Mr. Pedraza is not affiliated with Jaguar, but agreed to comment as an industry expert.

Jaguar did not respond by press deadline.

Step inside
New York’s F Train travels from deep in Queens through Manhattan and down to Coney Island, Brooklyn. The F Train travels through the third busiest subway stop, Herald Square 34th Street, according to the Metropolitan Transportation Authority.

Another attractive aspect of the F train for marketers is that it spends much of its time above ground.

The E train also experienced a Jaguar makeover, and this train travels through Times Square, the busiest stop in the system.

Overall, New York has the seventh busiest subway system in the world with an annual ridership of 1.665 billion.

What this means is that colossal amounts of people will see Jaguar’s promotion and perfunctorily register the message, especially since, in comparison, the other train exteriors will be far less spiffy.

However, the percentage of commuters who will be moved to buy a Jaguar is likely insignificant.

The brand’s intention may be to change the public’s perception rather than stimulate sales.

The “Good to be Bad” campaign centers on the idea that “British Villains” dominate Hollywood.

Sir Ben Kingsley, Tom Hiddleton and Mark Strong were tapped to play villains that muse on what makes British actors so attractive for villainous role.
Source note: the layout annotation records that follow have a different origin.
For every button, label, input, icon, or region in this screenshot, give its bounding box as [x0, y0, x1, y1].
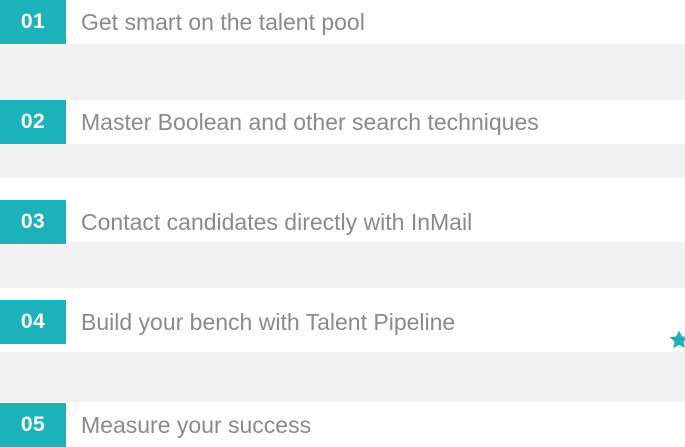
step-number: 04: [0, 300, 66, 344]
step-label: Contact candidates directly with InMail: [81, 208, 473, 235]
list-item-step-05: 05 Measure your success: [0, 403, 685, 447]
step-label: Build your bench with Talent Pipeline: [81, 308, 456, 335]
step-number: 05: [0, 403, 66, 447]
step-label: Measure your success: [81, 411, 312, 438]
steps-list: 01 Get smart on the talent pool 02 Maste…: [0, 0, 685, 447]
list-item-step-02: 02 Master Boolean and other search techn…: [0, 100, 685, 144]
list-item-step-01: 01 Get smart on the talent pool: [0, 0, 685, 44]
list-item-step-04: 04 Build your bench with Talent Pipeline: [0, 300, 685, 344]
list-item-step-03: 03 Contact candidates directly with InMa…: [0, 200, 685, 244]
separator-band: [0, 242, 685, 288]
step-label: Get smart on the talent pool: [81, 8, 365, 35]
step-number: 01: [0, 0, 66, 44]
step-label: Master Boolean and other search techniqu…: [81, 108, 539, 135]
step-number: 03: [0, 200, 66, 244]
star-icon: [669, 330, 685, 349]
separator-band: [0, 352, 685, 402]
step-number: 02: [0, 100, 66, 144]
separator-band: [0, 44, 685, 100]
separator-band: [0, 144, 685, 178]
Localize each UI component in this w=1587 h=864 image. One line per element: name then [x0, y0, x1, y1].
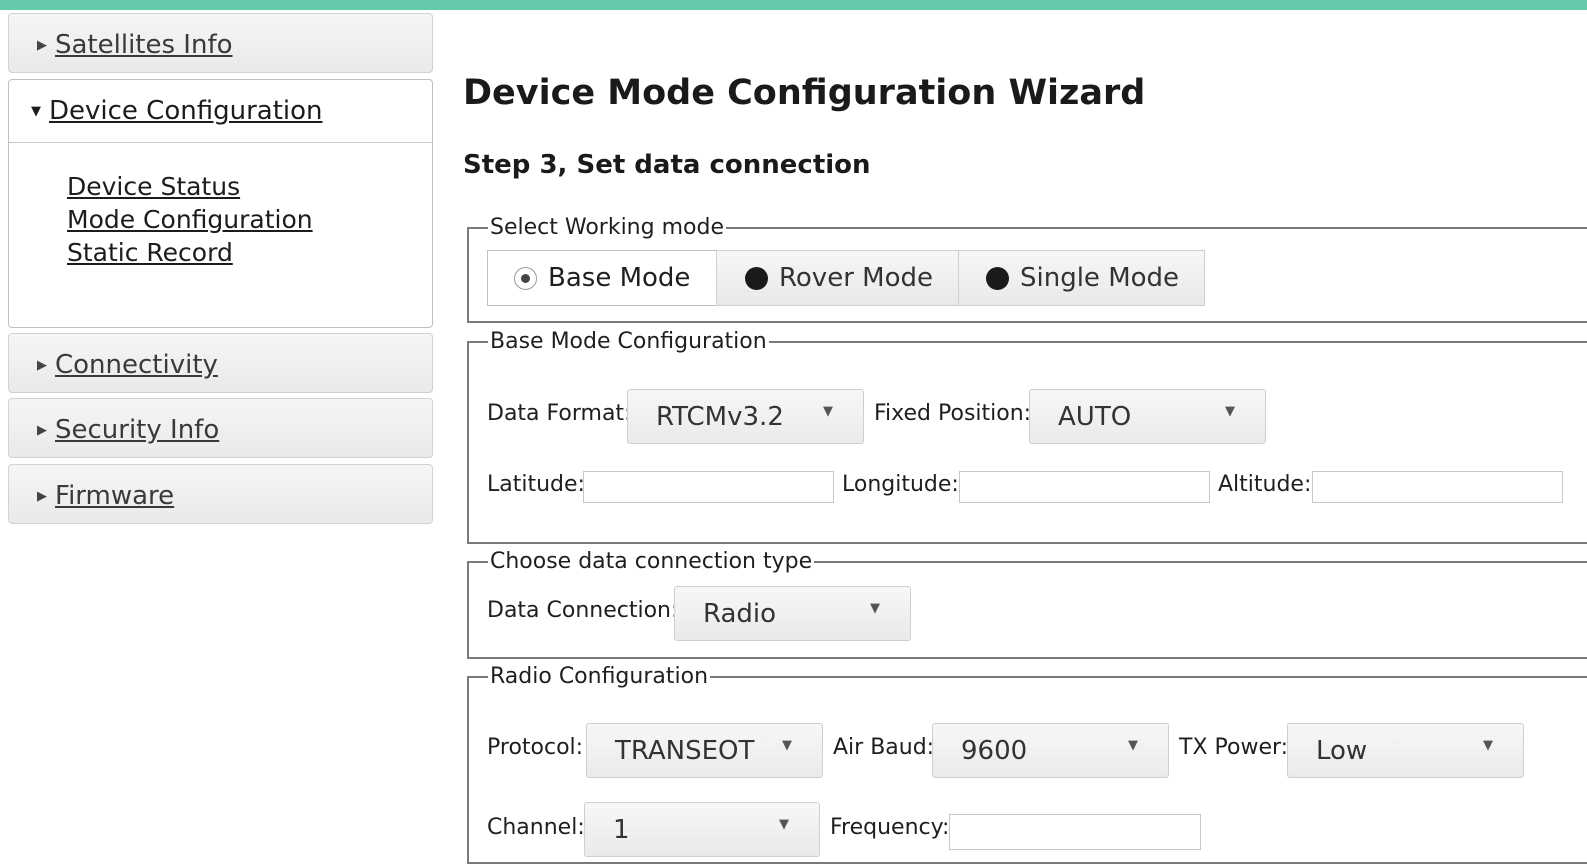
radio-config-legend: Radio Configuration — [490, 664, 709, 689]
single-mode-radio[interactable]: Single Mode — [958, 250, 1205, 306]
satellites-info-link[interactable]: Satellites Info — [55, 30, 233, 60]
chevron-down-icon: ▼ — [1225, 404, 1235, 419]
chevron-down-icon: ▼ — [779, 817, 789, 832]
security-info-link[interactable]: Security Info — [55, 415, 219, 445]
fixed-position-label: Fixed Position: — [874, 401, 1032, 426]
altitude-label: Altitude: — [1218, 472, 1312, 497]
protocol-value: TRANSEOT — [615, 736, 755, 766]
base-mode-label: Base Mode — [548, 263, 691, 293]
longitude-input[interactable] — [959, 471, 1210, 503]
device-configuration-link[interactable]: Device Configuration — [49, 96, 323, 126]
fixed-position-value: AUTO — [1058, 402, 1132, 432]
caret-down-icon: ▼ — [31, 103, 41, 119]
sidebar-item-satellites-info[interactable]: ▶ Satellites Info — [8, 13, 433, 73]
connectivity-link[interactable]: Connectivity — [55, 350, 218, 380]
caret-right-icon: ▶ — [37, 488, 47, 504]
longitude-label: Longitude: — [842, 472, 959, 497]
working-mode-legend: Select Working mode — [490, 215, 724, 240]
top-accent-bar — [0, 0, 1587, 10]
mode-configuration-link[interactable]: Mode Configuration — [67, 205, 313, 234]
altitude-input[interactable] — [1312, 471, 1563, 503]
air-baud-label: Air Baud: — [833, 735, 935, 760]
caret-right-icon: ▶ — [37, 357, 47, 373]
latitude-label: Latitude: — [487, 472, 585, 497]
channel-select[interactable]: 1 ▼ — [584, 802, 820, 857]
data-connection-value: Radio — [703, 599, 777, 629]
protocol-label: Protocol: — [487, 735, 584, 760]
data-format-select[interactable]: RTCMv3.2 ▼ — [627, 389, 864, 444]
tx-power-value: Low — [1316, 736, 1368, 766]
radio-unselected-icon — [986, 266, 1009, 290]
base-mode-radio[interactable]: Base Mode — [487, 250, 717, 306]
base-config-legend: Base Mode Configuration — [490, 329, 767, 354]
data-connection-select[interactable]: Radio ▼ — [674, 586, 911, 641]
single-mode-label: Single Mode — [1020, 263, 1180, 293]
rover-mode-label: Rover Mode — [779, 263, 933, 293]
sidebar-item-device-configuration[interactable]: ▼ Device Configuration — [9, 80, 432, 143]
rover-mode-radio[interactable]: Rover Mode — [716, 250, 959, 306]
channel-label: Channel: — [487, 815, 585, 840]
protocol-select[interactable]: TRANSEOT ▼ — [586, 723, 823, 778]
sidebar-item-connectivity[interactable]: ▶ Connectivity — [8, 333, 433, 393]
chevron-down-icon: ▼ — [1128, 738, 1138, 753]
air-baud-select[interactable]: 9600 ▼ — [932, 723, 1169, 778]
chevron-down-icon: ▼ — [823, 404, 833, 419]
page-title: Device Mode Configuration Wizard — [463, 73, 1146, 113]
frequency-label: Frequency: — [830, 815, 950, 840]
channel-value: 1 — [613, 815, 630, 845]
firmware-link[interactable]: Firmware — [55, 481, 174, 511]
sidebar-item-security-info[interactable]: ▶ Security Info — [8, 398, 433, 458]
fixed-position-select[interactable]: AUTO ▼ — [1029, 389, 1266, 444]
device-status-link[interactable]: Device Status — [67, 172, 240, 201]
tx-power-select[interactable]: Low ▼ — [1287, 723, 1524, 778]
caret-right-icon: ▶ — [37, 422, 47, 438]
data-format-label: Data Format: — [487, 401, 632, 426]
caret-right-icon: ▶ — [37, 37, 47, 53]
radio-selected-icon — [514, 266, 537, 290]
chevron-down-icon: ▼ — [1483, 738, 1493, 753]
radio-unselected-icon — [745, 266, 768, 290]
tx-power-label: TX Power: — [1179, 735, 1289, 760]
data-format-value: RTCMv3.2 — [656, 402, 784, 432]
chevron-down-icon: ▼ — [782, 738, 792, 753]
step-heading: Step 3, Set data connection — [463, 150, 871, 180]
sidebar-section-device-configuration: ▼ Device Configuration Device Status Mod… — [8, 79, 433, 328]
chevron-down-icon: ▼ — [870, 601, 880, 616]
latitude-input[interactable] — [583, 471, 834, 503]
frequency-input[interactable] — [949, 814, 1201, 850]
data-connection-legend: Choose data connection type — [490, 549, 813, 574]
static-record-link[interactable]: Static Record — [67, 238, 233, 267]
data-connection-label: Data Connection: — [487, 598, 679, 623]
sidebar-item-firmware[interactable]: ▶ Firmware — [8, 464, 433, 524]
air-baud-value: 9600 — [961, 736, 1028, 766]
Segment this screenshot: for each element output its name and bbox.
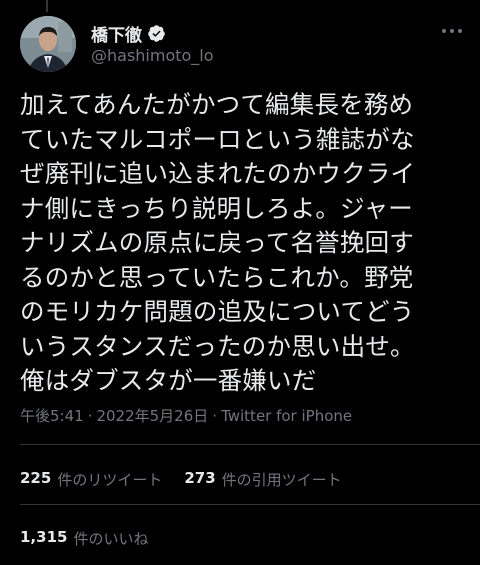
quote-tweets-stat[interactable]: 273 件の引用ツイート bbox=[184, 469, 341, 490]
tweet-text-line: るのかと思っていたらこれか。野党 bbox=[20, 262, 414, 292]
avatar[interactable] bbox=[20, 16, 76, 72]
display-name[interactable]: 橋下徹 bbox=[91, 21, 142, 46]
user-handle[interactable]: @hashimoto_lo bbox=[91, 46, 214, 65]
verified-badge-icon bbox=[148, 25, 165, 42]
meta-separator: · bbox=[212, 407, 218, 425]
tweet-date[interactable]: 2022年5月26日 bbox=[96, 407, 208, 425]
retweets-count: 225 bbox=[20, 469, 52, 487]
tweet-time[interactable]: 午後5:41 bbox=[20, 407, 84, 425]
divider bbox=[20, 444, 480, 445]
retweets-label: 件のリツイート bbox=[57, 471, 163, 489]
tweet-text-line: ていたマルコポーロという雑誌がな bbox=[20, 124, 415, 154]
meta-separator: · bbox=[87, 407, 93, 425]
likes-count: 1,315 bbox=[20, 528, 68, 546]
tweet-text-line: のモリカケ問題の追及についてどう bbox=[20, 297, 415, 326]
name-row: 橋下徹 bbox=[91, 21, 166, 46]
tweet-header: 橋下徹 @hashimoto_lo bbox=[20, 16, 464, 76]
divider bbox=[20, 504, 480, 505]
tweet-text-line: 加えてあんたがかつて編集長を務め bbox=[20, 90, 414, 119]
tweet-metadata: 午後5:41 · 2022年5月26日 · Twitter for iPhone bbox=[20, 405, 352, 426]
tweet-text-line: 俺はダブスタが一番嫌いだ bbox=[20, 366, 317, 395]
more-options-icon[interactable] bbox=[440, 24, 464, 38]
tweet-text-line: ナ側にきっちり説明しろよ。ジャー bbox=[20, 193, 413, 223]
tweet-text-line: ぜ廃刊に追い込まれたのかウクライ bbox=[20, 159, 416, 188]
tweet-source[interactable]: Twitter for iPhone bbox=[221, 407, 352, 425]
likes-stat[interactable]: 1,315 件のいいね bbox=[20, 528, 148, 549]
engagement-stats: 225 件のリツイート 273 件の引用ツイート bbox=[20, 469, 342, 490]
tweet-text-line: ナリズムの原点に戻って名誉挽回す bbox=[20, 228, 414, 257]
quote-tweets-label: 件の引用ツイート bbox=[221, 471, 342, 489]
tweet-text-line: いうスタンスだったのか思い出せ。 bbox=[20, 331, 415, 361]
retweets-stat[interactable]: 225 件のリツイート bbox=[20, 469, 162, 490]
likes-label: 件のいいね bbox=[73, 530, 149, 548]
thread-connector-line bbox=[46, 0, 48, 12]
avatar-image bbox=[20, 16, 76, 72]
tweet-text: 加えてあんたがかつて編集長を務め ていたマルコポーロという雑誌がな ぜ廃刊に追い… bbox=[20, 88, 465, 399]
quote-tweets-count: 273 bbox=[184, 469, 216, 487]
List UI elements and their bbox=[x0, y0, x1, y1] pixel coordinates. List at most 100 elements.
The subtext of the television spot is that the only car suited for these figures is the new F-Type.

Jaguar will likely extend this campaign for several months.

We will be moving shortly
Although it is hard to measure the direct impact of out of home advertising on sales, the medium attracts attention if positioned effectively.

Other luxury brands regularly turn to heavily trafficked transportation venues for outdoor advertising.

For instance, Swiss watchmaker Breguet took over the departures concourse of Geneva International Airport with an exhibit featuring its high-tech watches, the Type XXII 3880 and the Classique Chronométrie 7727.

Breguet’s exhibit, which ran in January, focused on the brand’s technical innovation in watch design and manufacturing along with the brand’s history with aviation. This exhibit drew attention because of its size, and Breguet was able to increase brand awareness among travelers, who are a captive audience.

Also, LVMH Moët Hennessy Louis Vuitton eyed affluent travelers by placing brand advertisements on large digital screens at John F. Kennedy International Airport in New York.

The screens displayed images from a number of LVMH brands including Christian Dior, Donna Karan, Marc Jacobs, Bulgari, TAG Heuer, Hennessy, Parfums Givenchy and Louis Vuitton.

Since the general reaction to an outdoor ad is unpredictable, brands must ensure that they unequivocally reflect key values.

“Usually, what I like to do is to create a campaign that talks about the benefits of the campaign,” Mr. Pedraza said.